Early next year Sun Microsystems Inc will outline new technologies – dubbed Serengheti – that it will offer for harnessing the processing power and memory of multiple systems by linking them together so they behave as a single virtual processing node. Call it ccNUMA by another name, but Sun doesn’t want its new 3D architecture, the basis of Serengheti, sullied by association with the current crop of cache-coherent distributed shared memory systems offered by the likes of Sequent Computer Systems Inc, Data General Corp or Silicon Graphics Inc. It thinks ccNUMA is fundamentally flawed because it introduces a bug into the shared memory ‘uniform’ model of SMP symmetric multiprocessing, namely a latency, or time penalty for accessing a remote memory store. It claims users and ISVs must undertake costly optimization of applications and system software to take full advantage of current ccNUMA architectures. Sun’s aim is to enable applications to take advantage of memory located on distributed systems by using Serengheti to ensure those systems behave for all intents and purposes as if they have a single store of shared memory. Serengheti – which reports say should be available in 1999 – is expected to combine techniques Sun has developed internally, plus those from its Cray superserver business and from Thinking Machines and Kendall Square Research.
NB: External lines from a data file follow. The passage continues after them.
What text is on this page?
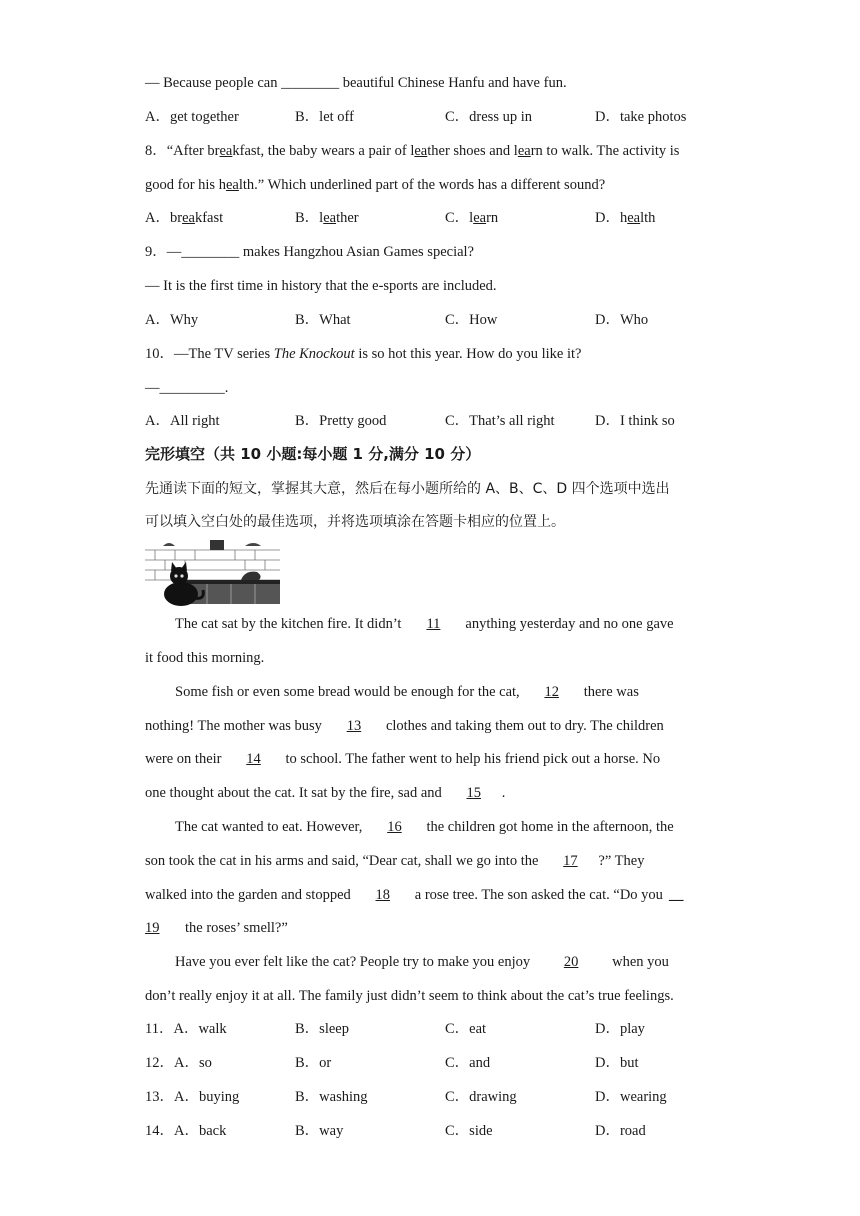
— Because people can ________ beautiful Chinese Hanfu and have fun.
A．get together	B．let off	C．dress up in	D．take photos
8．“After breakfast, the baby wears a pair of leather shoes and learn to walk. The activity is
good for his health.” Which underlined part of the words has a different sound?
A．breakfast	B．leather	C．learn	D．health
9．—________ makes Hangzhou Asian Games special?
— It is the first time in history that the e-sports are included.
A．Why	B．What	C．How	D．Who
10．—The TV series The Knockout is so hot this year. How do you like it?
—_________.
A．All right	B．Pretty good	C．That’s all right	D．I think so
完形填空（共 10 小题:每小题 1 分,满分 10 分）
先通读下面的短文，掌握其大意，然后在每小题所给的 A、B、C、D 四个选项中选出
可以填入空白处的最佳选项，并将选项填涂在答题卡相应的位置上。
The cat sat by the kitchen fire. It didn’t 11 anything yesterday and no one gave
it food this morning.
Some fish or even some bread would be enough for the cat, 12 there was
nothing! The mother was busy 13 clothes and taking them out to dry. The children
were on their 14 to school. The father went to help his friend pick out a horse. No
one thought about the cat. It sat by the fire, sad and 15 .
The cat wanted to eat. However, 16 the children got home in the afternoon, the
son took the cat in his arms and said, “Dear cat, shall we go into the 17 ?” They
walked into the garden and stopped 18 a rose tree. The son asked the cat. “Do you __
19 the roses’ smell?”
Have you ever felt like the cat? People try to make you enjoy 20 when you
don’t really enjoy it at all. The family just didn’t seem to think about the cat’s true feelings.
11．A．walk	B．sleep	C．eat	D．play
12．A．so	B．or	C．and	D．but
13．A．buying	B．washing	C．drawing	D．wearing
14．A．back	B．way	C．side	D．road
They include COMA, a Cache-Only Memory Architecture rival to ccNUMA that uses multiple levels of large caches, rather than a single large memory. A single node of a COMA machine would use local memory as a cache of a greater shared virtual memory, which is controlled by a single instance of the operating system.
Cheetah
Serengheti, or what’s been dubbed third-generation, 3D NUMA, is seen as supporting nodes with up to 30 processors, by that time on Sun’s next-generation 500MHz UltraSparc III RISC, codenamed Cheetah. Although Sun is convinced that further development of its shared memory architecture deployed in future generations of its existing SMP servers will accommodate the majority of users’ processing requirements, Serengheti is expected to be flexible enough to enable OEMs and customers to configure multiple systems in a variety of distributed arrangements. Sun has even built a conventional ccNUMA system in its labs, but says it has no plans to productize this particular solution, having built it primarily to test concepts. Sun claims it could have brought ccNUMA systems on to market long before Sequent or Data General, insisting those companies had little choice but to develop ccNUMA system product lines to create a market and stay in business. If ccNUMA’s so good Sun wonders, why isn’t Sequent or Data General recording industry-leading TPC-C performance numbers? Meantime, Sun’s about to announce a new set of technologies for clustering groups of its existing servers together – where each server is effectively and independent processing engine having its own copy of the operating system – as well as some of the first pieces of its Full Moon clustering software are offered as extensions to its Solaris Unix (CI No 3,118). Sun’s already promised Java and browser-based monitoring for four-node clusters, support for multiple logical hosts and high-availability versions of its WebServer and internet mail server for this year.